The next afternoon, standing beneath an inclement sky in the overgrown graveyard at Five Oaks, she wondered how, even after thirty years, she could have become so insensible.
There had been rain in the night, and the weather was raw and wintry, with a savage wind which prowled at a distance in the fields and woods. Over the graveyard, where the sunken graves were almost obliterated by periwinkle, the dead leaves were piled in sodden drifts which gave like moss underfoot. The paling fence had rotted away, and white turkeys were scratching in the weeds that edged the enclosure. Dampness floated down in a grey vapour from the boughs of the trees. When the new minister opened his mouth to speak his breath clung like frost to his drooping moustache. Yet, bad as the day was, either compassion or curiosity had drawn the nearer farmers and their families to Five Oaks, and a little gathering of men and women who remembered the Greylocks in their prosperity watched the lowering of Jason's body into the earth. In the freshly ploughed field beyond, Mirandy and Fluvanna stood among an inquisitive crowd of white and coloured children.
More than thirty years ago. More than thirty years of effort and self-sacrifice—for what? Was there an unfulfilled purpose, or was it only another delusion of life? The moaning wind plunged down on the dead leaves and drove them in eddying gusts over the fields, over the road, and into the open grave. It seemed to her that the sound of the autumn wind, now rising, now sinking, now almost dying away, was sweeping her also into the grave at her feet. She had no control over her memories; she had no control over her thoughts. They stirred and scattered, as aimless, as inanimate, as the dead leaves on the ground. Memories that had outlived emotions, as empty as withered husks, were released from their hidden graves, and tossed wildly to and fro in her mind. Little things that she had forgotten. Little things that mean nothing when they happen and break the heart when they are remembered. She felt no sorrow for Jason. He was nothing to her; he had always been nothing; yet her lost youth was everything. What she mourned was not the love that she had had and lost, but the love that she had never had. Impressions drifted through her thoughts, vague, swift, meaningless, without form or substance. . . .
Out of this whirling chaos in her mind, Jason's face emerged like the face of a marionette. Then dissolving as quickly as it had formed, it reappeared as the face of Nathan, and vanished again to assume the features of Richard Burch, of Bob Ellgood, and of every man she had ever known closely or remotely in her life. They meant nothing. They had no significance, these dissolving faces; yet as thick and fast as dead leaves they whirled and danced there, disappearing and reassembling in the vacancy of her thoughts. Faces. Ghosts. Dreams. Regrets. Old vibrations that were incomplete. Unconscious impulses which had never quivered into being. All the things that she might have known and had never known in her life.
The minister's voice ceased at last. Since he had never seen Jason he had trusted, perhaps imprudently, to his imagination, and Dorinda wondered how he could have found so much to say of a life that was so empty.
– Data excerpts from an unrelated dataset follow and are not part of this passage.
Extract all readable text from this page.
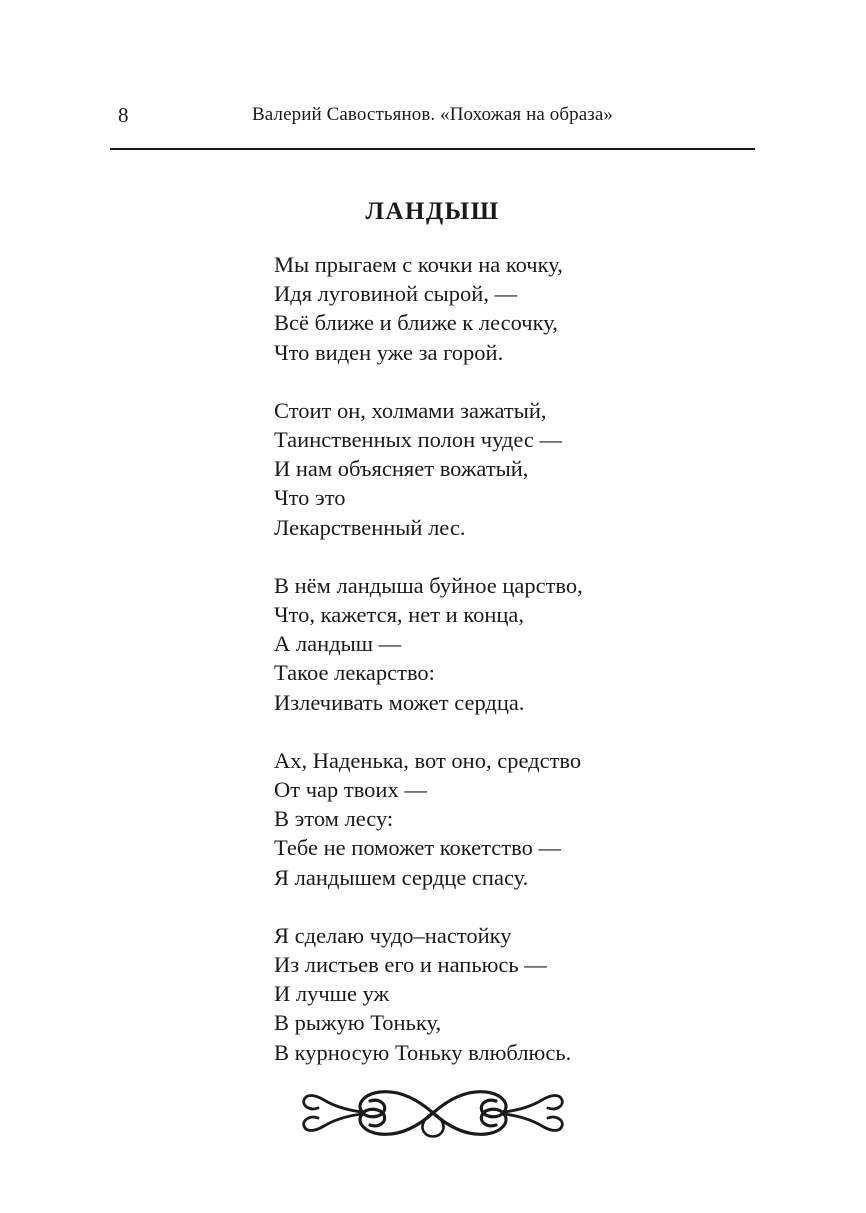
8	Валерий Савостьянов. «Похожая на образа»
ЛАНДЫШ
Мы прыгаем с кочки на кочку,
Идя луговиной сырой, —
Всё ближе и ближе к лесочку,
Что виден уже за горой.
Стоит он, холмами зажатый,
Таинственных полон чудес —
И нам объясняет вожатый,
Что это
Лекарственный лес.
В нём ландыша буйное царство,
Что, кажется, нет и конца,
А ландыш —
Такое лекарство:
Излечивать может сердца.
Ах, Наденька, вот оно, средство
От чар твоих —
В этом лесу:
Тебе не поможет кокетство —
Я ландышем сердце спасу.
Я сделаю чудо–настойку
Из листьев его и напьюсь —
И лучше уж
В рыжую Тоньку,
В курносую Тоньку влюблюсь.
She bent her head in prayer, and a few minutes afterwards, she heard the thud of earth falling from the spade to the coffin. The red clay fell in lumps, dark, firm, heavy, smelling of autumn. It fell without breaking or scattering, and it fell with the sound of inevitableness, of finality. For an eternity, she heard the thuds on the coffin. Then the voice of the minister rose again in the benediction, and she watched, as in a trance, John Abner bring the two flat stones from the edge of the ploughed field and place them at the head and foot of the grave.
She turned away, and became aware presently that the clergyman had followed her and was speaking. "It is a sad occasion, Mrs. Pedlar," he said, and coughed because her blank face startled the end of his remark out of his mind. "A sad occasion," he repeated, stammering.
"All funerals are sad occasions," she responded, and then asked: "Will you come to the house for a cup of coffee?"
She hoped he would refuse, and he did refuse after a brief hesitation. He had a sick call to make near by, and already the day was closing in. While he held her hand he spoke with unction of her generosity. Wherever he went, he said, he heard of her good works. This, he realized, was a concrete example of her many virtues, and he reminded her hopefully that the greatest of these is charity. Then he went off in his Ford car, and Dorinda stood where he had left her and stared after him as if she were rooted there in the damp periwinkle.
"The wind is cutting. Come away," John Abner urged, taking her arm. "Funerals are always depressing, but you did what you could." It was true. She had done what she could, and she realized that this, also, would not make any difference.
She walked away very slowly because she found that her knees were stiff when she attempted to move. It was while she was treading on the spongy earth at the edge of the ploughed field that she saw life crumble like a mountain of cinders and roll over her. She was suffocated, she was buried alive beneath an emptiness, a negation of effort, beside which the vital tragedy of her youth appeared almost happiness. Not pain, not disappointment, but the futility of all things was crushing her spirit. She knew now the passive despair of maturity which made her past suffering seem enviable to her when she looked back on it after thirty years. Youth can never know the worst, she understood, because the worst that one can know is the end of expectancy.